Trois réponses positives
Des trois entretiens précédents, j’ai reçu trois réponses positives quelques jours plus tard. 100% de réussite. J’ai donc pu dès ce jeudi 1er septembre être devant moi dans une école maternelle ou élémentaire. Mais j’ai décidé d’arrêter l’expérience ici. Sophie Vénétitay, secrétaire générale et représentante du Snes, le syndicat des enseignants du primaire et du secondaire, qualifie le processus de recrutement que j’ai suivi de “stressant” et d’”inacceptable”. “C’est un show”, déplore-t-il auprès de BFMTV.com. « Le ministère pourra cocher la case d’un enseignant devant chaque classe à la rentrée, comme promis, mais combien de contractuels démissionneront, combien craqueront ? On oublie que l’enseignement est un métier qui apprend, pour lequel on est formé.” “Accepteriez-vous d’être soigné par un médecin enrôlé parce qu’il surveille les urgences et sait comment mettre un pansement ? Non.
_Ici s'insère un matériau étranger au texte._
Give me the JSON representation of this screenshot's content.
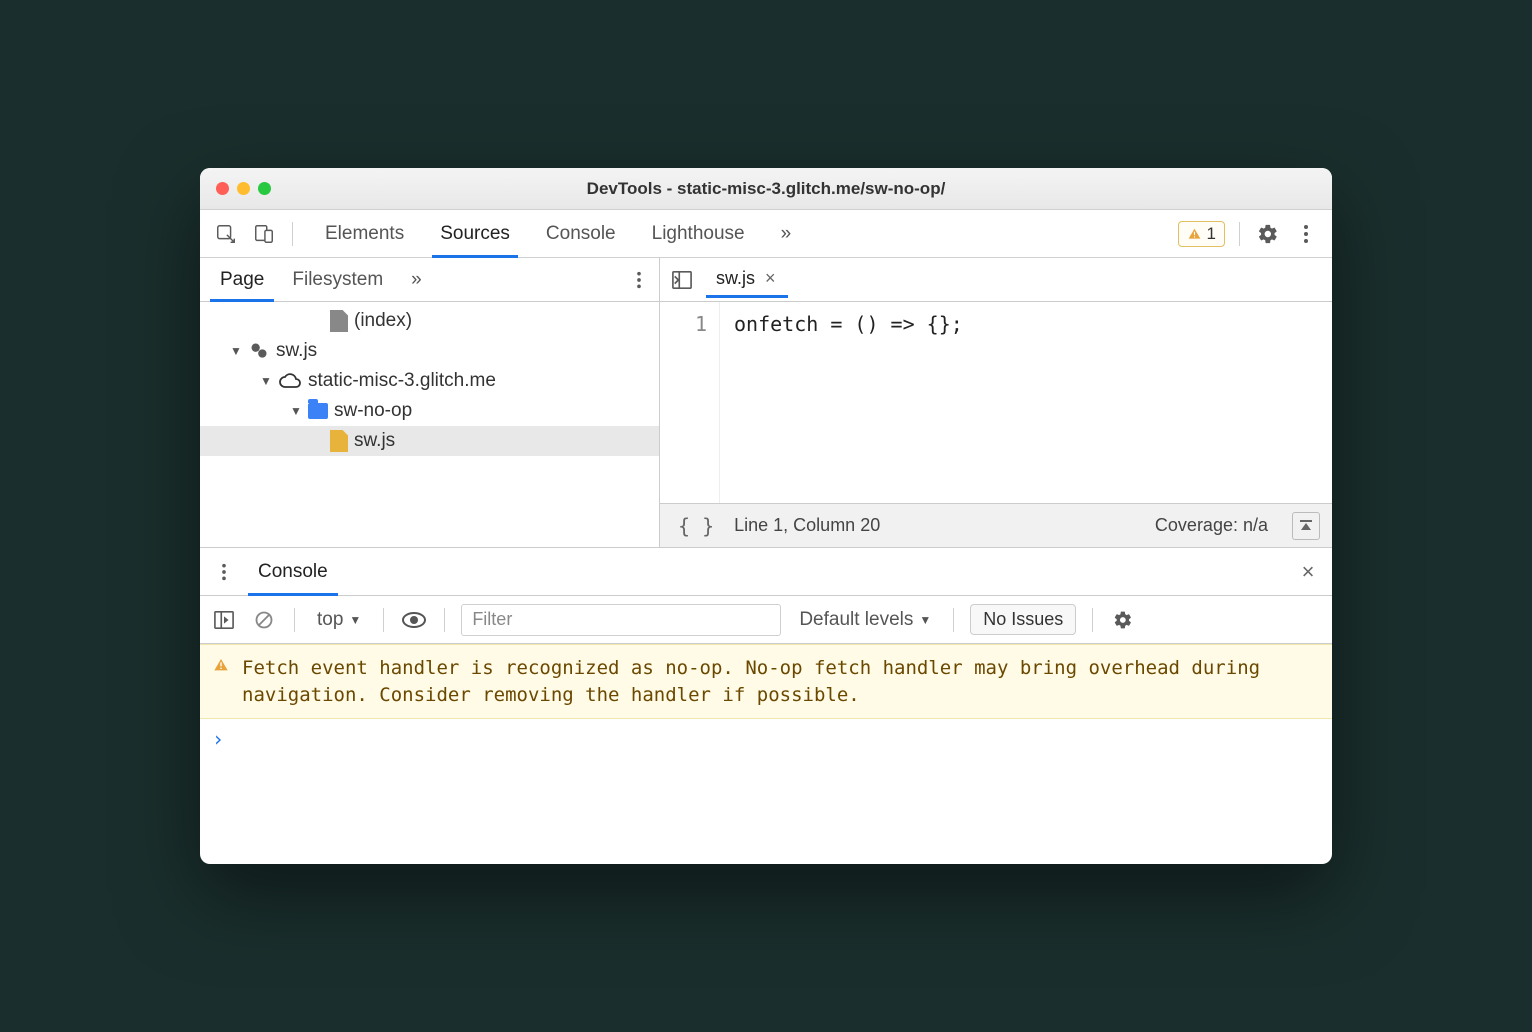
{
  "window": {
    "title": "DevTools - static-misc-3.glitch.me/sw-no-op/"
  },
  "mainTabs": {
    "items": [
      "Elements",
      "Sources",
      "Console",
      "Lighthouse"
    ],
    "activeIndex": 1,
    "overflowVisible": true
  },
  "warningBadge": {
    "count": "1"
  },
  "sourcesSidebar": {
    "tabs": [
      "Page",
      "Filesystem"
    ],
    "activeIndex": 0,
    "tree": {
      "indexLabel": "(index)",
      "swRoot": "sw.js",
      "origin": "static-misc-3.glitch.me",
      "folder": "sw-no-op",
      "file": "sw.js"
    }
  },
  "editor": {
    "tabLabel": "sw.js",
    "lineNumbers": [
      "1"
    ],
    "code": "onfetch = () => {};",
    "statusPos": "Line 1, Column 20",
    "coverage": "Coverage: n/a"
  },
  "drawer": {
    "tab": "Console"
  },
  "consoleToolbar": {
    "context": "top",
    "filterPlaceholder": "Filter",
    "levels": "Default levels",
    "issues": "No Issues"
  },
  "consoleWarning": "Fetch event handler is recognized as no-op. No-op fetch handler may bring overhead during navigation. Consider removing the handler if possible.",
  "prompt": "›"
}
Alors pourquoi imposons-nous cela à nos enfants ?” Du côté de l’académie de Versailles, on me dit d’être “confiant à la rentrée”, en recrutant des personnes “aux profils divers et dédiés”. Il ajoute : « L’académie se concentre désormais sur la mise en place d’un accueil et d’un accompagnement de qualité pour l’ensemble de ces personnels : journées de formation avant la rentrée et en cours d’année, tutorat avec des professeurs expérimentés, ressources adaptées. En amont de la rentrée, des sessions de formation ont été organisées dans plusieurs académies. L’objectif est d’apprendre aux recrues en quelques jours “comment asseoir leur autorité” ou “comment véhiculer des informations de manière compréhensible et appropriée”, résume Mehdi Cherfi, directeur des relations et des ressources humaines de l’académie de Créteil, à BFMTV. Et “leur donner un certain nombre d’éléments un peu clés en main pour le contenu disciplinaire”.
“Il faut faire face”
J’ai essayé de contacter le ministère pour obtenir des détails sur la façon dont les nominations contractuelles sont vérifiées et le profil des personnes recrutées pour leur réintégration. Je n’ai pas eu de réponse. Interrogé sur la question jeudi, une semaine avant la rentrée, Pope Diaz a reconnu que la situation n’était pas “optimale”. « Nous faisons de notre mieux » a commenté le ministre de l’Éducation nationale pour…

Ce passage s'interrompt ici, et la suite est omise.